Linda Matthew, Senior Pharmacist at the NPSA, said:  “Arterial lines are routinely used in critical care areas and it is crucial that they are used safely and correctly in all instances.  It is vital that staff are appropriately trained before using arterial lines and we want to see pharmaceutical manufacturers following our labelling design guidance to prevent confusion over medication type.”


The NPSA is calling for the implementation of these recommendations by 30 January 2009.


View the Rapid Response Report.




Notes for editors:


Media enquiries to Amelia Lyons in the NPSA Communications Department on 0207 927 9580, amelia.lyons@npsa.nhs.uk or Paul Cooney on 0207 927 9351, paul.cooney@npsa.nhs.uk


The National Patient Safety Agency encompasses the National Research Ethics Service, Patient Safety Division and the National Clinical Assessment Service. Our vision is to lead and contribute to improved, safe patient care by informing, supporting and influencing healthcare individuals and organisations. Each division works within its sphere of expertise to improve patient outcomes. For more information about the Agency and its activities please visit our website www.npsa.nhs.uk.
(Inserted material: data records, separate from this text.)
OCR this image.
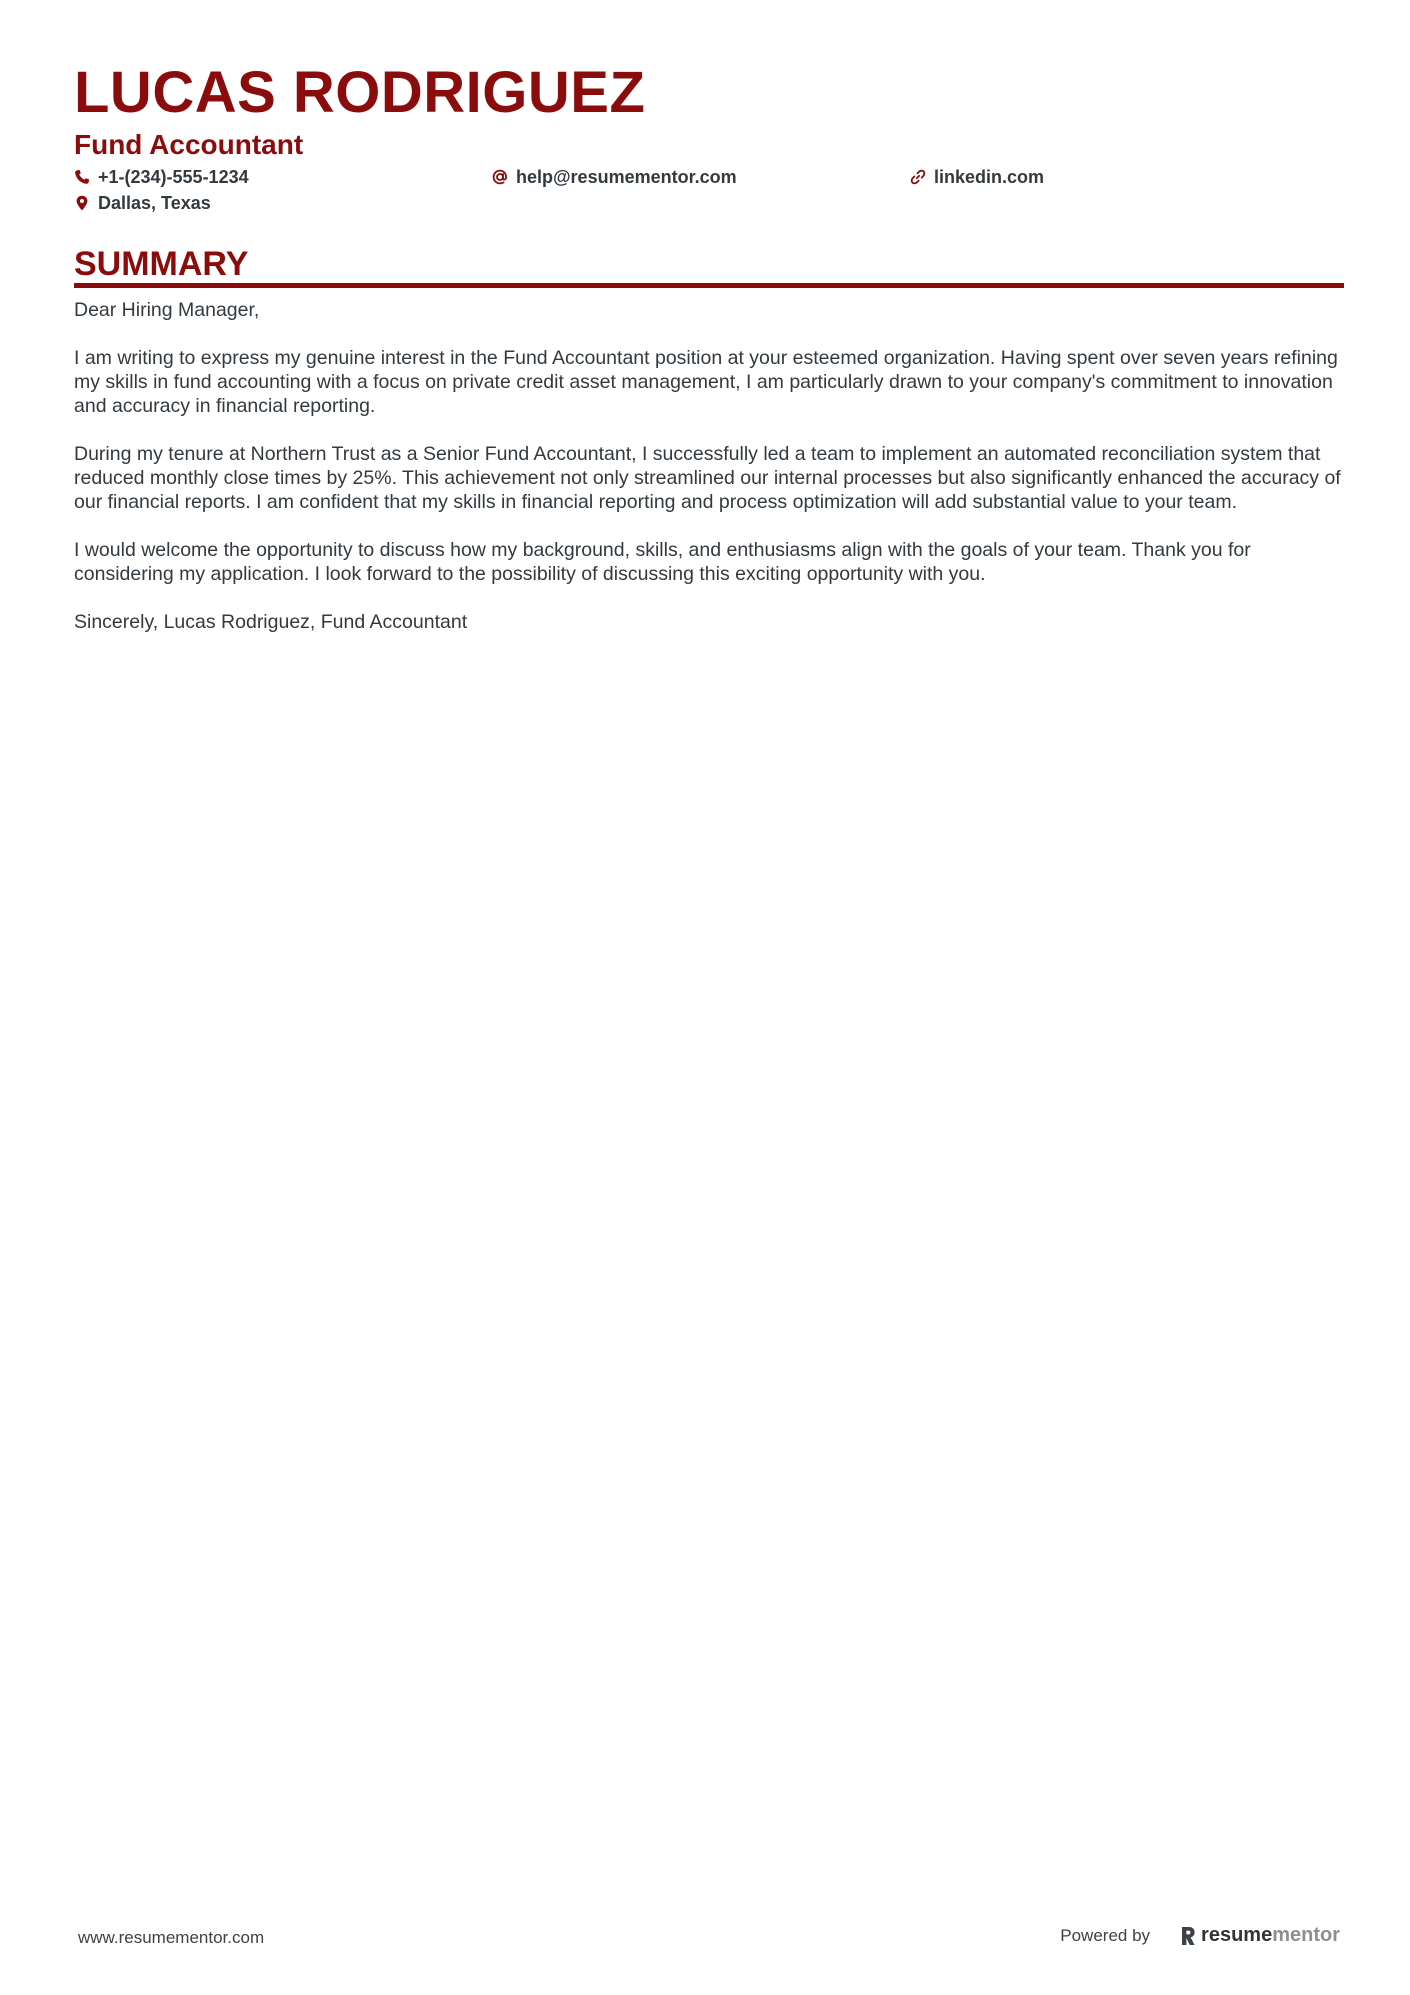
LUCAS RODRIGUEZ
Fund Accountant
+1-(234)-555-1234	help@resumementor.com	linkedin.com
Dallas, Texas
SUMMARY

Dear Hiring Manager,

I am writing to express my genuine interest in the Fund Accountant position at your esteemed organization. Having spent over seven years refining my skills in fund accounting with a focus on private credit asset management, I am particularly drawn to your company's commitment to innovation and accuracy in financial reporting.

During my tenure at Northern Trust as a Senior Fund Accountant, I successfully led a team to implement an automated reconciliation system that reduced monthly close times by 25%. This achievement not only streamlined our internal processes but also significantly enhanced the accuracy of our financial reports. I am confident that my skills in financial reporting and process optimization will add substantial value to your team.

I would welcome the opportunity to discuss how my background, skills, and enthusiasms align with the goals of your team. Thank you for considering my application. I look forward to the possibility of discussing this exciting opportunity with you.

Sincerely, Lucas Rodriguez, Fund Accountant

www.resumementor.com	Powered by	resume mentor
National Reporting and Learning System (NRLS)

The NPSA collects and analyses reports of patient safety incidents received from NHS staff through its National Reporting and Learning System (NRLS).  This data includes all patient safety incidents reported from NHS organisations in England and Wales.  The findings are then reported back to the NHS and the public via regular alerts (such as the Rapid Response Report), quarterly data summary and bulletins, with the aim of improving patient safety. 


All NHS organisations have been connected to the NRLS since January 2005 and more than 2 million incidents have been received to date.  We also receive reports via our service eform from NHS Direct and community pharmacies.


It is important to note that volume of reports received by the NRLS has steadily increased since inception and as the NRLS is a voluntary reporting system, the data may not be representative of the rates of incidents across England and Wales.


Rapid Response Reports

Since June 2007, the NPSA has been issuing one-page notices with supporting information to NHS organisations about risks to patients. These are called Rapid Response Reports and eight have been issued to date.  These are issued to all NHS organisations, in England and Wales, presenting the evidence of harm to patients and identifying clear actions to reduce risks.


Safer Design

Safer Design is a vital part of improving patient safety.  The National Patient Safety Agency is involved in a series of initiatives to facilitate safer design in several areas of health care. This includes a guide to labelling and packaging of injectable medicines.